Although Virgin America does not yet meet the size threshold to be classified a “major” carrier by DOT, it will be classified as one in 2012. In the interim, the airline tracks its on-time performance, baggage handling and other key operational statistics in advance of the DOT’s requirement to report. For the third quarter of 2011, Virgin America achieved an 83.1 percent cumulative A-14 on-time ranking. Virgin America also reported a 99.2 percent completion factor for the quarter.

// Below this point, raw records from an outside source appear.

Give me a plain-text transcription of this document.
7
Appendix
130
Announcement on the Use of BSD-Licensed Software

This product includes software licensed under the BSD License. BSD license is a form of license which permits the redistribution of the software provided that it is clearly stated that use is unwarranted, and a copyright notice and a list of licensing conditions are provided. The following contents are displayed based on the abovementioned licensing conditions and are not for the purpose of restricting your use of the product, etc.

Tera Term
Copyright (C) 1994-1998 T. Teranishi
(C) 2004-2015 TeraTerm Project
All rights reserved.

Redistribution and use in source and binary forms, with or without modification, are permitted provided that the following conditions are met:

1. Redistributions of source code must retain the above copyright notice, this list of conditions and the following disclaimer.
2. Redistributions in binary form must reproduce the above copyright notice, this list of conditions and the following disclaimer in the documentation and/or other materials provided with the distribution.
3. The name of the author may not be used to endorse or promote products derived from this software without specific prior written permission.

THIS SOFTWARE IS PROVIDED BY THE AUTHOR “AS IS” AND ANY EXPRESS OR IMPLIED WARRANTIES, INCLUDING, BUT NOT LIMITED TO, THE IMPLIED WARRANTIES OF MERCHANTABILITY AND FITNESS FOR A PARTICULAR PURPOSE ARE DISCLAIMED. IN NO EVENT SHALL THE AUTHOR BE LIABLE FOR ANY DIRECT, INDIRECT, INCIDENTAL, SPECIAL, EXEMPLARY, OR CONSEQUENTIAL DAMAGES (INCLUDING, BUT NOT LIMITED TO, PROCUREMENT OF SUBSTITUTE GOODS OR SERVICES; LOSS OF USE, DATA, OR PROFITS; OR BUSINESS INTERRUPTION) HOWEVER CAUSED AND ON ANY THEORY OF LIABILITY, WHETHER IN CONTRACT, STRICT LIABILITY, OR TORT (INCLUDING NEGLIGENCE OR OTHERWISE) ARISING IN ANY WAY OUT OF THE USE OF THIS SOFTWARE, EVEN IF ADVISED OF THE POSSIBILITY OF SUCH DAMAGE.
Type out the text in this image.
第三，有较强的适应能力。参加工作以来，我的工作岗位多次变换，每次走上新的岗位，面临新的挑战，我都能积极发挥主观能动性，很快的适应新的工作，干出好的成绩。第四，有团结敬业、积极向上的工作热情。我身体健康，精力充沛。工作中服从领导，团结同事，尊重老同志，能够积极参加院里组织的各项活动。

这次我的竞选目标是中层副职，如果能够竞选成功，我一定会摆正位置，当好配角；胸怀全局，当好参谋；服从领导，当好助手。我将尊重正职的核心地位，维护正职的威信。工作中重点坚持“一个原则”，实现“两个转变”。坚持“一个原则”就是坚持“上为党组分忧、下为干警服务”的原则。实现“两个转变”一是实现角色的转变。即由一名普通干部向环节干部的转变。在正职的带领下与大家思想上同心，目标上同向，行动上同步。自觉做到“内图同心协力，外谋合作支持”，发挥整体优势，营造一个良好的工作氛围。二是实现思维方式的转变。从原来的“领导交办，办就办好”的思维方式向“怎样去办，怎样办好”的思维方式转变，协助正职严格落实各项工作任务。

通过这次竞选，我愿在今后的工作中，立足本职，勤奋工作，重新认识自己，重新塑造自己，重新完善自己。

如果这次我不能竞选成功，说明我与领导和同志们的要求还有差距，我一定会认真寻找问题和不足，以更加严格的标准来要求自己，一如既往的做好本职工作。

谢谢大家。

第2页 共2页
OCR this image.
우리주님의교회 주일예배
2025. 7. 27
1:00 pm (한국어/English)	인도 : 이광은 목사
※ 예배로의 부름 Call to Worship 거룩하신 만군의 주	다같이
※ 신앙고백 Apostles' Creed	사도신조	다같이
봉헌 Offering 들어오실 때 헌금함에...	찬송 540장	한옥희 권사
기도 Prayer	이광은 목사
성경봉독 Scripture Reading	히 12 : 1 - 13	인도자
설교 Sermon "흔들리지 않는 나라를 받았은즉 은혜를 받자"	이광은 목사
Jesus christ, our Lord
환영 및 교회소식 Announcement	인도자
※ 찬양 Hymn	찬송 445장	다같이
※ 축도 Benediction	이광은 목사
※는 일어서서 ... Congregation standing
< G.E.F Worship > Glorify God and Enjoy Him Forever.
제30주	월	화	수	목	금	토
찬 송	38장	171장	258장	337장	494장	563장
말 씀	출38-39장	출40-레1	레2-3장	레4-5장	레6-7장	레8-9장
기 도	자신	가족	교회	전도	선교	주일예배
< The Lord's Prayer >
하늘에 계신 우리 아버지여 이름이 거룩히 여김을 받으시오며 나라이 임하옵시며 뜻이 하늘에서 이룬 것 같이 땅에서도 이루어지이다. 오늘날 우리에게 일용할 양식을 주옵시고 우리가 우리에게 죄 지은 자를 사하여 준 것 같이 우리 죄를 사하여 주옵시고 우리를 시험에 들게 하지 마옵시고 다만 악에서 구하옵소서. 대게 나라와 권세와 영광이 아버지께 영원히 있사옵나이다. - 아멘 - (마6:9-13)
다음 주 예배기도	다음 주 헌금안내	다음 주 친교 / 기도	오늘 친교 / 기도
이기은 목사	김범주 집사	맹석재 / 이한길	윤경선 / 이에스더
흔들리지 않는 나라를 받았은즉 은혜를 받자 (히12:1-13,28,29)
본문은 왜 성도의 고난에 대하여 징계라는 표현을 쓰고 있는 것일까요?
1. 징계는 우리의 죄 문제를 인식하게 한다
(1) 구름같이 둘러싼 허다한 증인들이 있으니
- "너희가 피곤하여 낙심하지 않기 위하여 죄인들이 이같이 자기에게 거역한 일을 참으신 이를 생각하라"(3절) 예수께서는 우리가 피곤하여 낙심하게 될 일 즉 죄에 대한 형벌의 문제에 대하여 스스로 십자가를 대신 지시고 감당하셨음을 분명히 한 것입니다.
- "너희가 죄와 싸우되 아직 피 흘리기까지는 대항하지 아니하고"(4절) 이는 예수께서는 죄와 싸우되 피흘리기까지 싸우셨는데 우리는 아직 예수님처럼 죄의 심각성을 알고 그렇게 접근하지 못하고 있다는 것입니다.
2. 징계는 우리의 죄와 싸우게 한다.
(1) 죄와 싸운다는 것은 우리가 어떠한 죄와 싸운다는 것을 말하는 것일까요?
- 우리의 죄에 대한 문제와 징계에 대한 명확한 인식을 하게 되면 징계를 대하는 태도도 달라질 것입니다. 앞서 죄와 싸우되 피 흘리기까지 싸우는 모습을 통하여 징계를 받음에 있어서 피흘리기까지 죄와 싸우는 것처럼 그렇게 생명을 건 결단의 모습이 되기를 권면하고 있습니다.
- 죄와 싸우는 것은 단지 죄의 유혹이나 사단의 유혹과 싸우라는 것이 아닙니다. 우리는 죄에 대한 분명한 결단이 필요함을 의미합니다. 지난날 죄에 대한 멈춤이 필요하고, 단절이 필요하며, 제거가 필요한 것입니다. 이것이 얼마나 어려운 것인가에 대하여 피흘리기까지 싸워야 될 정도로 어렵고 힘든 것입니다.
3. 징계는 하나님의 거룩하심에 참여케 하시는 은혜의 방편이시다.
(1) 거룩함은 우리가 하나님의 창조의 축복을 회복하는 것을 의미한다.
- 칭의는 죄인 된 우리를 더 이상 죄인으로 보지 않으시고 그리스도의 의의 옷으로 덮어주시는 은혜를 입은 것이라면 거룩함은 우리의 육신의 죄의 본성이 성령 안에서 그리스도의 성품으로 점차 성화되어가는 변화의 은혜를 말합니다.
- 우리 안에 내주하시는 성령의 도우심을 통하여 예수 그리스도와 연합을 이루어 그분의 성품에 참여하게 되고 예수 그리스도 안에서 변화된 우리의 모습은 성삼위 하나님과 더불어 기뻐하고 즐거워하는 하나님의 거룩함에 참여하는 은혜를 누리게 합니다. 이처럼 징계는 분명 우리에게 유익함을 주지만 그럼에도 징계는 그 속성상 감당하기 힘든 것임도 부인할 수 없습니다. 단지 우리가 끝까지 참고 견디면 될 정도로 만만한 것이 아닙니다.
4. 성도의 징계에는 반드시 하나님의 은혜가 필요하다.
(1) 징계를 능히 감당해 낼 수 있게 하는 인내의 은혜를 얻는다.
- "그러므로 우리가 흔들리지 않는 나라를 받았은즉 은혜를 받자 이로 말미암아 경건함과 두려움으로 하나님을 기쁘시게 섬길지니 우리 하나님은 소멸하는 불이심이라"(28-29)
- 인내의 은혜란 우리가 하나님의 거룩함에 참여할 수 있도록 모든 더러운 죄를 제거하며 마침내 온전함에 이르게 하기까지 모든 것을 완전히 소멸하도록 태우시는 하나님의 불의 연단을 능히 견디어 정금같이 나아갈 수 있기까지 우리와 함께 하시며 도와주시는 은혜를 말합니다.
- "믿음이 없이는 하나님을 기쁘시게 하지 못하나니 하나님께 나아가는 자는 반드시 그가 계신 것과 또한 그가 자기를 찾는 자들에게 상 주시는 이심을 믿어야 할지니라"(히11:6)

The airline’s baggage handling rate for the third quarter was .78 mishandled baggage reports per 1000 guests, which would place it first among all reporting U.S. carriers for reliability in the third quarter, when compared to DOT’s reportable data.
Since its 2007 launch, Virgin America has experienced record-setting growth – with 2,200 new jobs created, more than 14 million guests flown and a sweep of the major reader-based travel awards, including “Best Domestic Airline” in both Condé Nast Traveler’s Readers’ Choice Awards and Travel + Leisure’s World’s Best Awards. As one of the few growing U.S. airlines, Virgin America continues to expand its fleet, growing from 28 aircraft in service in the first quarter of 2010, to 46 aircraft by the end of 2011 and a projected 52 aircraft by the end of 2012. In the third quarter, the airline announced new service to Palm Springs and Puerto Vallarta. In the past twelve months alone, the carrier has introduced its unique, low-fare service to Chicago, Dallas-Fort Worth, Los Cabos, Cancun, Palm Springs and Puerto Vallarta.
Other key milestones achieved in the third quarter of 2011 include:
Although a privately held company, Virgin America is announcing these quarterly earnings results in advance of the Department of Transportation’s (DOT) quarterly reports.